2009/2010 Irland

Von wegen ein halbes Jahr Schäfchen zählen
Meine einmalige Zeit auf der grünen Insel

Ein Land mit mehr Schafen als Einwohnern, ein Land voller alter Burgen, grünen Wiesen, hohen Steilklippen, gastfreundlichen Einwohnern, die 50% ihres Lebens im Pub verbringen, ein Land voller alter Sagen und Legenden. Das klingt doch ganz sympathisch! Das muss man doch mal ein halbes Jahr live miterleben, dachte ich mir.
So hieß es im August 2009 ?Auf Wiedersehen Deutschland und Hallo neues idyllisches Leben mit ganz vielen neuen wolligen Nachbarn im Mitten des Nichts?
Zumindest dachte ich das noch, als ich im ganz typisch irischen Aerlingus-Flieger vom Festland auf die Insel flog.

Auf einem irischen Weidenzaun

An der Küste


Jedoch musste ich mich, als ich dann vom Flughafen in mein neues Heimatdorf Carrigaline, das eine halbe Autostunde von Irlands zweitgrößter Stadt Cork entfernt liegt, doch fragen, ob ich in den richtigen Flieger gestiegen war, denn überall waren nur Häuser, Menschen und keine Schafe weit und breit!
Meine rothaarige Gastmutter und meine vier sommersprossigen Gastgeschwister, die im Auto neben mir saßen und in einem für mich zu dem Zeitpunkt noch gnadenlos unverständlichen Cork-Akzent auf mich einredeten, machten allerdings irgendwie einen ganz irischen Eindruck. So dachte ich mir ?Einfach mal abwarten, was noch so kommt.?

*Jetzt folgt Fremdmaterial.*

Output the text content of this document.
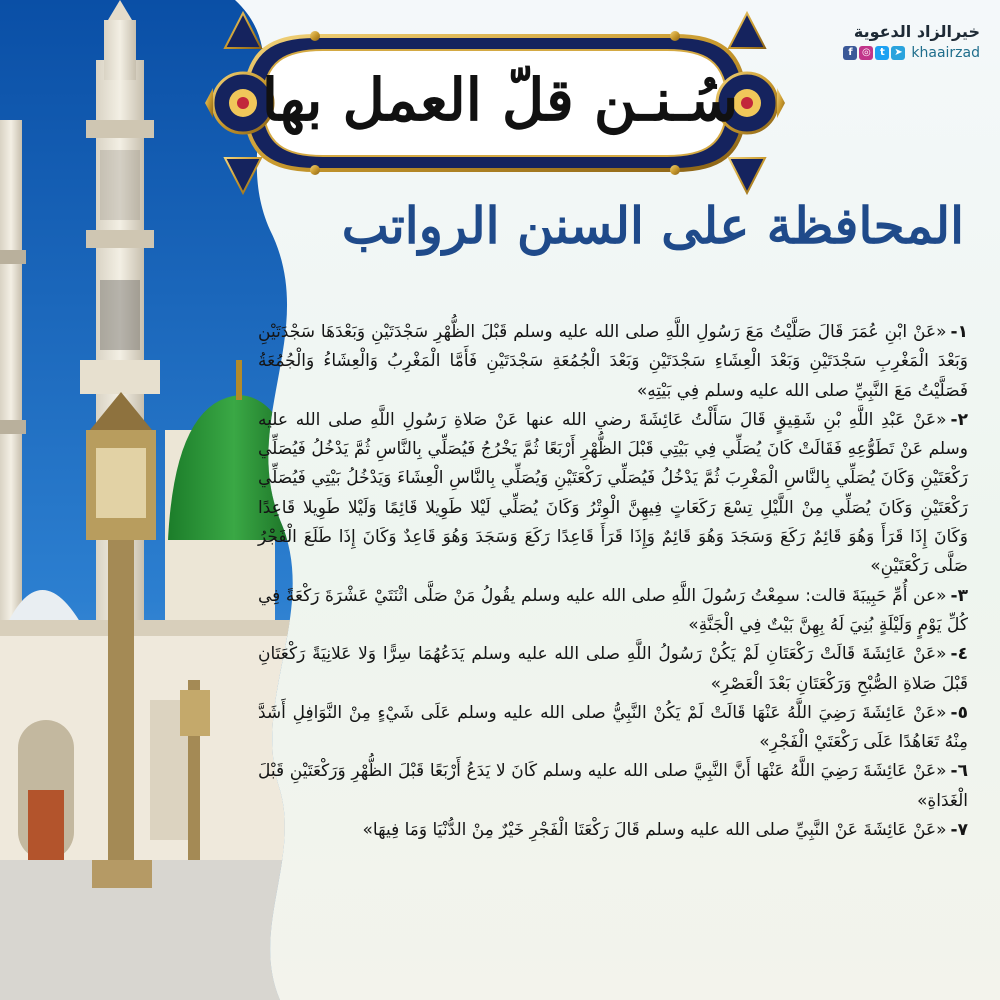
سُـنـن قلّ العمل بها
خيرالزاد الدعوية
f ◎ t ➤ khaairzad
المحافظة على السنن الرواتب

١-«عَنْ ابْنِ عُمَرَ قَالَ صَلَّيْتُ مَعَ رَسُولِ اللَّهِ صلى الله عليه وسلم قَبْلَ الظُّهْرِ سَجْدَتَيْنِ وَبَعْدَهَا سَجْدَتَيْنِ وَبَعْدَ الْمَغْرِبِ سَجْدَتَيْنِ وَبَعْدَ الْعِشَاءِ سَجْدَتَيْنِ وَبَعْدَ الْجُمُعَةِ سَجْدَتَيْنِ فَأَمَّا الْمَغْرِبُ وَالْعِشَاءُ وَالْجُمُعَةُ فَصَلَّيْتُ مَعَ النَّبِيِّ صلى الله عليه وسلم فِي بَيْتِهِ»

٢-«عَنْ عَبْدِ اللَّهِ بْنِ شَقِيقٍ قَالَ سَأَلْتُ عَائِشَةَ رضي الله عنها عَنْ صَلاةِ رَسُولِ اللَّهِ صلى الله عليه وسلم عَنْ تَطَوُّعِهِ فَقَالَتْ كَانَ يُصَلِّي فِي بَيْتِي قَبْلَ الظُّهْرِ أَرْبَعًا ثُمَّ يَخْرُجُ فَيُصَلِّي بِالنَّاسِ ثُمَّ يَدْخُلُ فَيُصَلِّي رَكْعَتَيْنِ وَكَانَ يُصَلِّي بِالنَّاسِ الْمَغْرِبَ ثُمَّ يَدْخُلُ فَيُصَلِّي رَكْعَتَيْنِ وَيُصَلِّي بِالنَّاسِ الْعِشَاءَ وَيَدْخُلُ بَيْتِي فَيُصَلِّي رَكْعَتَيْنِ وَكَانَ يُصَلِّي مِنْ اللَّيْلِ تِسْعَ رَكَعَاتٍ فِيهِنَّ الْوِتْرُ وَكَانَ يُصَلِّي لَيْلا طَوِيلا قَائِمًا وَلَيْلا طَوِيلا قَاعِدًا وَكَانَ إِذَا قَرَأَ وَهُوَ قَائِمٌ رَكَعَ وَسَجَدَ وَهُوَ قَائِمٌ وَإِذَا قَرَأَ قَاعِدًا رَكَعَ وَسَجَدَ وَهُوَ قَاعِدٌ وَكَانَ إِذَا طَلَعَ الْفَجْرُ صَلَّى رَكْعَتَيْنِ»

٣-«عن أُمِّ حَبِيبَةَ قالت: سمِعْتُ رَسُولَ اللَّهِ صلى الله عليه وسلم يقُولُ مَنْ صَلَّى اثْنَتَيْ عَشْرَةَ رَكْعَةً فِي كُلِّ يَوْمٍ وَلَيْلَةٍ بُنِيَ لَهُ بِهِنَّ بَيْتٌ فِي الْجَنَّةِ»

٤-«عَنْ عَائِشَةَ قَالَتْ رَكْعَتَانِ لَمْ يَكُنْ رَسُولُ اللَّهِ صلى الله عليه وسلم يَدَعُهُمَا سِرًّا وَلا عَلانِيَةً رَكْعَتَانِ قَبْلَ صَلاةِ الصُّبْحِ وَرَكْعَتَانِ بَعْدَ الْعَصْرِ»

٥-«عَنْ عَائِشَةَ رَضِيَ اللَّهُ عَنْهَا قَالَتْ لَمْ يَكُنْ النَّبِيُّ صلى الله عليه وسلم عَلَى شَيْءٍ مِنْ النَّوَافِلِ أَشَدَّ مِنْهُ تَعَاهُدًا عَلَى رَكْعَتَيْ الْفَجْرِ»

٦-«عَنْ عَائِشَةَ رَضِيَ اللَّهُ عَنْهَا أَنَّ النَّبِيَّ صلى الله عليه وسلم كَانَ لا يَدَعُ أَرْبَعًا قَبْلَ الظُّهْرِ وَرَكْعَتَيْنِ قَبْلَ الْغَدَاةِ»

٧-«عَنْ عَائِشَةَ عَنْ النَّبِيِّ صلى الله عليه وسلم قَالَ رَكْعَتَا الْفَجْرِ خَيْرٌ مِنْ الدُّنْيَا وَمَا فِيهَا»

Mit meiner Gastfamilie kurz vor Weihnachten

Meine Gastmutter und ich


So wurde ich in den Tagen darauf umso mehr verblüfft. Ein Unterschied wie Tag und Nacht: Neben der großen, vor Leben pulsierenden Industriestadt Cork fand man in den umliegenden Dörfern, die meist direkt am Meer lagen, das Leben, das man von Irland erwartet: Hohe Steilklippen, mit langen Stränden, Palmen, alten Landhäusern und weiten Wiesen.
Ein einmaliges halbes Jahr hatte somit begonnen.

Im Nachbardorf Cobh,
dem letzten Hafen der Titanic

Das Meer


Ein Highlight folgte auf nächste. Besonders Halloween, ein Fest, das in Irland seinen Ursprung hat, mein Besuch in Dublin mit einigen Freunden, Weihnachten und Silvester waren dabei einmalige Erlebnisse für mich.
Viele Freitagabende verbrachte ich mit meiner Gastfamilie und ihren Freunden im Pub mit irischer Livemusik, ging viele Abende mit meinen Freunden ans Meer, um irische Würstchen zu grillen, auf den Klippen zu sitzen und Musik zu hören und erkundete mit meiner neuen Clique die alten Gässchen von Cork.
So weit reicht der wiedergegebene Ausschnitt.